Permitted Development Prior Approval

January 21st, 2016   

Permitted Development Prior ApprovalPermitted development rights have been relaxed to allow larger extensions without planning permission. Until 30 May 2019 this includes rear extensions up to 8m long. What does this mean for neighbours and other residents who want to object?

Permitted development rights

Permitted development rights apply under the Town and Country Planning (General Permitted Development) Order 2015. This conveys a national grant of planning permission for certain building works and changes of use without the need to submit a planning application.

Permitted development rights are grouped under different classes. For example, Part 1 of Schedule 2 deals with development within the curtilage of a dwellinghouse. Class A applies to the enlargement, improvement or other alteration of a dwellinghouse. Class B deals with alterations and additions to the roof. Between them they cover the most common types of domestic extension.

Limitations and conditions

Permitted development rights are subject to a wide range of limitations and conditions. Domestic extensions must fall within certain size limits. Permitted development rights are more restricted in conservation areas. They can also be modified or removed in certain areas or by planning conditions.

Prior approval

Some forms of permitted development are subject to the condition that prior approval must first be obtained from the local planning authority.
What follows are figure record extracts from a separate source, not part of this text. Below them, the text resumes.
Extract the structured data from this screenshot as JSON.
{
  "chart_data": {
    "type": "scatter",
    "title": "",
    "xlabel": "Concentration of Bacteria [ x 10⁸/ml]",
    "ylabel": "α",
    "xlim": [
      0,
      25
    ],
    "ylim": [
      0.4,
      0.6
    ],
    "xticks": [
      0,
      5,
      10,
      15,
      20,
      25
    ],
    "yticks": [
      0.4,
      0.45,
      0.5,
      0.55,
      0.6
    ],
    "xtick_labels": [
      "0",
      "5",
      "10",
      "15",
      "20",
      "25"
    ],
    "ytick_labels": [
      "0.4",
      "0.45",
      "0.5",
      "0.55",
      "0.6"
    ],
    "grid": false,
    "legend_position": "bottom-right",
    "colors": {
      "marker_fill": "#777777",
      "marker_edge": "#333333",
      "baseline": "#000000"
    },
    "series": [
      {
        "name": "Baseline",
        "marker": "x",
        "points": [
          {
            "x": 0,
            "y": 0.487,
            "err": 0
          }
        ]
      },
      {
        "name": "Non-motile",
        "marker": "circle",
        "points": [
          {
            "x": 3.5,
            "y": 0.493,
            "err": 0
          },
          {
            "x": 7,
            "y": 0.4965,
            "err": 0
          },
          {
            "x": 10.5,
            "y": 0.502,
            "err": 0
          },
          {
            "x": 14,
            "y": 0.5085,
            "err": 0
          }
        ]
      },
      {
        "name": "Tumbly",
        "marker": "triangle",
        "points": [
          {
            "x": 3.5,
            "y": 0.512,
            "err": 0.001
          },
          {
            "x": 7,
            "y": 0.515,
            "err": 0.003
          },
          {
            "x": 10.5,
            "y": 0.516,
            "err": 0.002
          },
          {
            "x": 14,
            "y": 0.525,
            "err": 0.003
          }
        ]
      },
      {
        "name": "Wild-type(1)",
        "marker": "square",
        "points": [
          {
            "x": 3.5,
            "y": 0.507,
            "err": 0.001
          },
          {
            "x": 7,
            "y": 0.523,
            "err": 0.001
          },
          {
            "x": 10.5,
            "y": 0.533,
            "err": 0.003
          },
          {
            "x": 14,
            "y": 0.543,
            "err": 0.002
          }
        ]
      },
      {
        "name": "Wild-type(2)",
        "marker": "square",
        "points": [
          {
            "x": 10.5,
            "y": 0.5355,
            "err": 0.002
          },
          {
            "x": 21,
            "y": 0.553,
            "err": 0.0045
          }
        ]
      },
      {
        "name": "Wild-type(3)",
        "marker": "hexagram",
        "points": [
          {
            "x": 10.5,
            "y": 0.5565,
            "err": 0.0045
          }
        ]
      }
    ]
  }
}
Until 30 May 2019 this applies to large rear extensions up to 8m long. These require prior approval of the impact on the amenity of any adjoining premises. The local planning authority must assess this if any neighbours object.

What can be taken into account?

Only the matters requiring prior approval. In our case that means the impact on amenity is the only issue. There is no point raising any other matters, such as highway safety. They cannot be taken into account and will simply be discounted.

Valid grounds for objection

While this might seem restrictive, amenity is a wide-ranging planning issue. Here are just some of the matters that might provide valid planning objections:

  • Overshadowing and loss of light
  • Privacy and overlooking
  • Dominance and overbearing impact
  • Visual intrusion and unsightly development
  • Noise and disturbance
  • Reflections and glare
  • Harm to trees
    • How to object

      As with a conventional planning application, the local planning authority must allow 21 days for neighbours and other interested parties to comment. However, in a prior approval case the authority must notify the applicant of its decision within 42 days. It is therefore essential to submit your planning objection letter within the time limit.

      As always, your planning objections will carry more weight if they address relevant material planning considerations. They should refer to the correct planning policies and should be supported by appropriate evidence and analysis.